Uma rebelião no Centro de Recuperação Regional de Altamira, no sudoeste do Pará, deixou 57 detentos mortos, entre eles 16 decapitados, na manhã desta segunda-feira, 29, de acordo com informações da Susipe (Superintendência do Sistema Penitenciário do estado).

Segundo o jornal O Globo, o massacre é o maior ocorrido em um mesmo presídio desde o Carandiru, em 1992, quando 111 presos foram assassinados, e o quinto com alta letalidade registrado no sistema prisional brasileiro desde janeiro de 2017 — em dois anos e meio, o país teve 227 vítimas fatais. O caso mais recente aconteceu em unidades prisionais de Manaus, em maio, e deixou 55 mortos.
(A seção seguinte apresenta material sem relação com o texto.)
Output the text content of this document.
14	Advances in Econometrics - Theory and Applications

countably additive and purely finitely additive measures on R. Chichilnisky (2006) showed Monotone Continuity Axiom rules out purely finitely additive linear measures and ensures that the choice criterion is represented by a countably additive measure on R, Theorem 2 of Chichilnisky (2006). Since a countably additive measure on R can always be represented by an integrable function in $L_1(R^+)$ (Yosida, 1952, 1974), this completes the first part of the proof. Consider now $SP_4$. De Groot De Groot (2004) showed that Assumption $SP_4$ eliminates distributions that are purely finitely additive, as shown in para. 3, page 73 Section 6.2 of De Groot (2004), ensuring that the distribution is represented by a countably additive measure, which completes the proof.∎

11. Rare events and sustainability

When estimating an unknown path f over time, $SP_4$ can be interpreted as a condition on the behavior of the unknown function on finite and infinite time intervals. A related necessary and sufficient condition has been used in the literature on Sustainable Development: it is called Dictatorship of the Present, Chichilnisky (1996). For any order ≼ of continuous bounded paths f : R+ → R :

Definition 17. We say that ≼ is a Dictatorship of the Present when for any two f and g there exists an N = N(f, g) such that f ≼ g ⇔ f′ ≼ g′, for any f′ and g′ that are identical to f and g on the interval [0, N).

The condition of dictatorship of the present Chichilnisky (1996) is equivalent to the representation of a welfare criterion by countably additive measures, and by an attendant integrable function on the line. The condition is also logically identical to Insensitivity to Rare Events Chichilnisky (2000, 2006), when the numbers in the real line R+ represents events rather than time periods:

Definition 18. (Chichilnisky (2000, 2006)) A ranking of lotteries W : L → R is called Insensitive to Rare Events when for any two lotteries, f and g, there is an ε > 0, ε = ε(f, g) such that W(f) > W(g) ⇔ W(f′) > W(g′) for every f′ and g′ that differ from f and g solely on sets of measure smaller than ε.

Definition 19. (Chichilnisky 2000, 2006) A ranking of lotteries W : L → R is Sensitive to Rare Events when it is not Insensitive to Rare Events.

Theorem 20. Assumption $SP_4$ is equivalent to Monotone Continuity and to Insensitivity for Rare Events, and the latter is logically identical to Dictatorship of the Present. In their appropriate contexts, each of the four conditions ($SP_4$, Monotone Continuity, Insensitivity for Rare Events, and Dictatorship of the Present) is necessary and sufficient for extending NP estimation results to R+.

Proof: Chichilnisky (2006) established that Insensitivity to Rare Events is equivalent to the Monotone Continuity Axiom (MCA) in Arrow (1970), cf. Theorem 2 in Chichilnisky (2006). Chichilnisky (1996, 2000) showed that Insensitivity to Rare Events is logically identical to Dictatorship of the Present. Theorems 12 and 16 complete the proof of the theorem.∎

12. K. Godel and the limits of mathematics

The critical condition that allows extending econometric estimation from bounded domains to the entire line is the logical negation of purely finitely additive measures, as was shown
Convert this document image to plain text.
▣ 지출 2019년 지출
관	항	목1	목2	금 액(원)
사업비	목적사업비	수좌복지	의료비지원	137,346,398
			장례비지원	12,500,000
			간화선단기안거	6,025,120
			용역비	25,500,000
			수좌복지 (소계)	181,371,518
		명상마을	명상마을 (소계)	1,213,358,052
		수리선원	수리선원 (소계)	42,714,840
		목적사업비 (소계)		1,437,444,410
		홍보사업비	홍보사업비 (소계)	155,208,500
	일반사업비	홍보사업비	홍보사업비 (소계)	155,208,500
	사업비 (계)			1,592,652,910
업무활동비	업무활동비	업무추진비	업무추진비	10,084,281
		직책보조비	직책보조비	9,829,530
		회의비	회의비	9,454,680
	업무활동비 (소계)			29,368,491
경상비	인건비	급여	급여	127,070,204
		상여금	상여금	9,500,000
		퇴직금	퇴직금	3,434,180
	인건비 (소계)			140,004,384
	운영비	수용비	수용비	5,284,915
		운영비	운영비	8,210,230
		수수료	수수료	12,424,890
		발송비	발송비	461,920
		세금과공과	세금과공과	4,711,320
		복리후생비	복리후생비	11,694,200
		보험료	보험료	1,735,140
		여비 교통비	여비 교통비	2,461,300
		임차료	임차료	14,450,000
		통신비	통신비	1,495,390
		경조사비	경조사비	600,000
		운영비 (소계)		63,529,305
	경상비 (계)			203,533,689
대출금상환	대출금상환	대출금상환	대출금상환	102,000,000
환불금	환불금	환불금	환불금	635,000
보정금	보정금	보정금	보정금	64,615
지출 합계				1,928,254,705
O ocorrido em Altamira teve início por causa de uma briga entre facções criminosas rivais. Dois agentes penitenciários foram mantidos reféns e liberados após negociação envolvendo policiais civis e miliares e promotores de Justiça. Vídeos feitos por detentos antes do fim da rebelião mostram cabeças de detentos sendo jogadas no chão em uma das alas do presídio.

“Tratou-se de uma guerra de facções. Em Altamira, há uma facção local chamada Comando Classe A (CCA) e que divide o presídio com integrantes do Comando Vermelho, e que foram esses vítimas desse ato praticado pelos integrantes da organização criminosa CCA”, disse o secretário extraordinário para assuntos penitenciários, Jarbas Vasconcelos.

Ainda segundo o secretário, o presídio estava com 311 presos, 11 a mais do que sua capacidade. A organização CCA recentemente tornou-se aliada ao PCC (Primeiro Comando da Capital), que disputa com o Comando Vermelho a liderança dos presídios brasileiros.

Providências

Após a rebelião, o governo do Pará determinou a transferência de 46 detentos suspeitos de participação no massacre. Deste número, 10 líderes de facções irão para um presídio federal, em vagas oferecidas pelo ministro da Justiça e Segurança Pública, Sergio Moro. Os outros serão distribuídos em unidades do estado.